Ja, das sage ich. Ich empfinde es als nicht inkorrekt.

-MrMagoo


----------



## Whodunit

Kajjo said:
			
		

> Sagst Du denn auch "In der USA ist das üblich?" statt "In den USA ist das üblich."? -- Nein, klingt für mich inakzeptabel.
> 
> Kajjo


 
In stimme beiden zu: Ich sage manchmal aus Versehen () "in der USA", merke aber sofort meinen Fehler. Das ist einer der für mich noch nicht akzeptablen Fehler, im Gegensatz zu "wegen dem".


----------



## gaer

j3st3r said:
			
		

> Are you now referring to English?  Because in German, die USA is plural:


Yes. I was referring to English. I was saying that in the past English matched German!

Gaer


----------



## gaer

Kajjo said:
			
		

> Sagst Du denn auch "In der USA ist das üblich?" statt "In den USA ist das üblich."? -- Nein, klingt für mich inakzeptabel.
> 
> Kajjo


For me, the word "inakzeptabel" is a bit harsh. There is no doubt in my mind that those who wrote the rules as to what was and was not correct English objected just as strongly to "the USA is" in the time of Washington. 
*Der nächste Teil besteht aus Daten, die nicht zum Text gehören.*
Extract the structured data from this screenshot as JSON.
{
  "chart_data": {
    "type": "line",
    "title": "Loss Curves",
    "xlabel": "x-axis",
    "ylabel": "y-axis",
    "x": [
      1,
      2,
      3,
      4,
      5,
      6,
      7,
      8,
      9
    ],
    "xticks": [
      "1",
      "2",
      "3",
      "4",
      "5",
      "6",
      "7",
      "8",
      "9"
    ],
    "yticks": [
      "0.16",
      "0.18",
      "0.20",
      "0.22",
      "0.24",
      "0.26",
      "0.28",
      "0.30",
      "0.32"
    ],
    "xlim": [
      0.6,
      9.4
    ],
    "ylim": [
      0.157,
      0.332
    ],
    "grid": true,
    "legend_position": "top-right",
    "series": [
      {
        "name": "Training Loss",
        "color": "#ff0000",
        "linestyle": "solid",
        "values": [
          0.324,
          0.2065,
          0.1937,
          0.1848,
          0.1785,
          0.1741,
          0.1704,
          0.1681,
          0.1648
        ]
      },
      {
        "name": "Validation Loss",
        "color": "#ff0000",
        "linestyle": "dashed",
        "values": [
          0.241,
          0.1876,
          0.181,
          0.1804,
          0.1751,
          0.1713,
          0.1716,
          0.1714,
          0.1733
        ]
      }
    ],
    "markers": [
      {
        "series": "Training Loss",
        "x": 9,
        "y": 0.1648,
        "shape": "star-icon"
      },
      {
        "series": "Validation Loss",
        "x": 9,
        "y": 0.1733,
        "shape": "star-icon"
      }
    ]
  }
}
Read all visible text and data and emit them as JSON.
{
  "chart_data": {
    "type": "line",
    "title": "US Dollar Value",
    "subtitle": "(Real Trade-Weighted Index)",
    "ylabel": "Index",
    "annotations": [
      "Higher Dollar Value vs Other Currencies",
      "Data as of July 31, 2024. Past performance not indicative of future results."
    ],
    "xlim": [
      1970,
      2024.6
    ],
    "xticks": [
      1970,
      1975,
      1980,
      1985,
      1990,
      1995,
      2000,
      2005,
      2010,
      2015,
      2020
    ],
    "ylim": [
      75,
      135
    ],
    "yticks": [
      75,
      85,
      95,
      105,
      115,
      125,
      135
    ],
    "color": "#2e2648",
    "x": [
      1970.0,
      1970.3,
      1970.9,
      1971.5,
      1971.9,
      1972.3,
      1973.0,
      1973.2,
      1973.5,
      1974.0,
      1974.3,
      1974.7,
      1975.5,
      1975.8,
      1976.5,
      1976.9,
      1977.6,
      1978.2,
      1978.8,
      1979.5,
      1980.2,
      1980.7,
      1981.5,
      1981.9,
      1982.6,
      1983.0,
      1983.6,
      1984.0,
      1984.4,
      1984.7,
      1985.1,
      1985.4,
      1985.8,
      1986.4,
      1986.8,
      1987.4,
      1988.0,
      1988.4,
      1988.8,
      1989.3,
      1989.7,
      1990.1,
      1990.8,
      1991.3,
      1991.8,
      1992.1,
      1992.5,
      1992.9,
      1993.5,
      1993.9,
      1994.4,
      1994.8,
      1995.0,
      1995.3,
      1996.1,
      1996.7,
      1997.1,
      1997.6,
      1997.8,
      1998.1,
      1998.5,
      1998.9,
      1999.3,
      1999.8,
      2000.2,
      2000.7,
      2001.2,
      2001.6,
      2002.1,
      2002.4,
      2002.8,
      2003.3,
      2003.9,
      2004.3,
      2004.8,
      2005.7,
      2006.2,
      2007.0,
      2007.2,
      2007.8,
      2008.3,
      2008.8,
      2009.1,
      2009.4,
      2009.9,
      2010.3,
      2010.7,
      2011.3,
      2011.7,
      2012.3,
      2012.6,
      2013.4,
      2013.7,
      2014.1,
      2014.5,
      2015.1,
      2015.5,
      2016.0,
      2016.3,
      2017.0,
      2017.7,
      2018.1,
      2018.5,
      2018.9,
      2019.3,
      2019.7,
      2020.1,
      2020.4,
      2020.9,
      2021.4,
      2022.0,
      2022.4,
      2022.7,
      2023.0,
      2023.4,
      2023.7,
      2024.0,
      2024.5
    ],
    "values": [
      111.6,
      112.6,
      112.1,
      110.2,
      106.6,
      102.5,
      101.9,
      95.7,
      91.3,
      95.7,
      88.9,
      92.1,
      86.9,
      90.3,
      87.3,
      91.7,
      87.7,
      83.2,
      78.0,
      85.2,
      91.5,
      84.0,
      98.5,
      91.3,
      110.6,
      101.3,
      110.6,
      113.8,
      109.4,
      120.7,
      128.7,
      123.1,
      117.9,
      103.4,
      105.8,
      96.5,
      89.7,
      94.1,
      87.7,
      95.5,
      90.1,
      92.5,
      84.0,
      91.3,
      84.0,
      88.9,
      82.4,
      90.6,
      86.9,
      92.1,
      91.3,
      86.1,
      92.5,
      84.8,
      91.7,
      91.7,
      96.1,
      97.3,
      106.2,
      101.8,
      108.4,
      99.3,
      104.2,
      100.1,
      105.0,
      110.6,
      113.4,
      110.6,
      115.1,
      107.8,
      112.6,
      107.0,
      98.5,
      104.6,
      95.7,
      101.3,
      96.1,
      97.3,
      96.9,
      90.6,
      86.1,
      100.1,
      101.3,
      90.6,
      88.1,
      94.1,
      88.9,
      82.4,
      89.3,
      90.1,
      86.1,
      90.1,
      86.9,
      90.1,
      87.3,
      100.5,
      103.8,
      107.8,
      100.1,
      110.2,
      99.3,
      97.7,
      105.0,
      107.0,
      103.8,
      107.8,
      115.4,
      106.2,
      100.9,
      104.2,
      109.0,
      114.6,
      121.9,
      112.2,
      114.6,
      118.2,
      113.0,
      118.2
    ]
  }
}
The switch from plural to singular in English probably reflects a growth of a feeling of national identity. In the time of Washington the USA _were_ ready to fly apart at any moment over the slightest problem. In the time of Lincoln, the USA _was_ a very different country. It might have split into two countries, and it almost did over the issue of slavery, but in the time of Washington they, the states, formed a very fragile union.

There are many possible reasons for the increased use of singular in German, and I don't think ignorance is the only explanation.  At the moment, major magazines such as "Spiegel" remain conservative, but don't be too surprised if this changes in a decade or too. 

Gaer


----------



## Whodunit

Hi Gaer,

would you say "The US is very big" or "The US are very big?" Do you think this is the same as with USA?

By the way, I have found this interesting article. Do you agree or disagree with the following statement?



> However, if we’re thinking about the government in the United States we might want to use a plural noun - “The United States are a major power in the World.”


 
I guess it's the same with "The majority have ..." (German: Die Mehrheit hat).


----------



## Kajjo

gaer said:
			
		

> For me, the word "inakzeptabel" is a bit harsh.



Tut mir leid, aber für mich trifft das genau den Kern der Sache. Es gibt Regeln und es gibt Sprachgewohnheiten. In diesem Falle sprechen beide Aspekte eine deutliche Sprache. Die Verwendung des Singulars ist für mich Ignoranz des Sprechers und Simplifizierung der Sprache, genauso als ob man "Wir fahren in Schweiz" sagen würde. Grauslich.

Ich bin mir aber sicher, daß Du die aktuelle amerikanische Verwendung korrekt dargestellt hast. 

Kajjo


----------



## Sepia

gaer said:
			
		

> _Von hier abgespalten._ This may interest you. Die USA, plural, "the USA", always singular today. But not in the time our country was founded. George Washington said, "The United States are", and that was the correct usage at that time. I thought that might interest you.
> 
> Gaer



We go about these things differently in German. You can also use verbs in plural although the subject is singular - mainly if it describes an orgnisation:

Police say (not says)

We can't do that in German.


----------



## Whodunit

Kajjo said:
			
		

> Tut mir leid, aber für mich trifft das genau den Kern der Sache. Es gibt Regeln und es gibt Sprachgewohnheiten. In diesem Falle sprechen beide Aspekte eine deutliche Sprache. Die Verwendung des Singulars ist für mich Ignoranz des Sprechers und Simplifizierung der Sprache, genauso als ob man "Wir fahren in Schweiz" sagen würde. Grauslich.


 
Wenn dann "nach Schweiz/Iran/Irak", oder? "Wir fahren in ..." ist ja schon falsch, wenn es sich auf ein Land sächlichen Charakters bezieht. 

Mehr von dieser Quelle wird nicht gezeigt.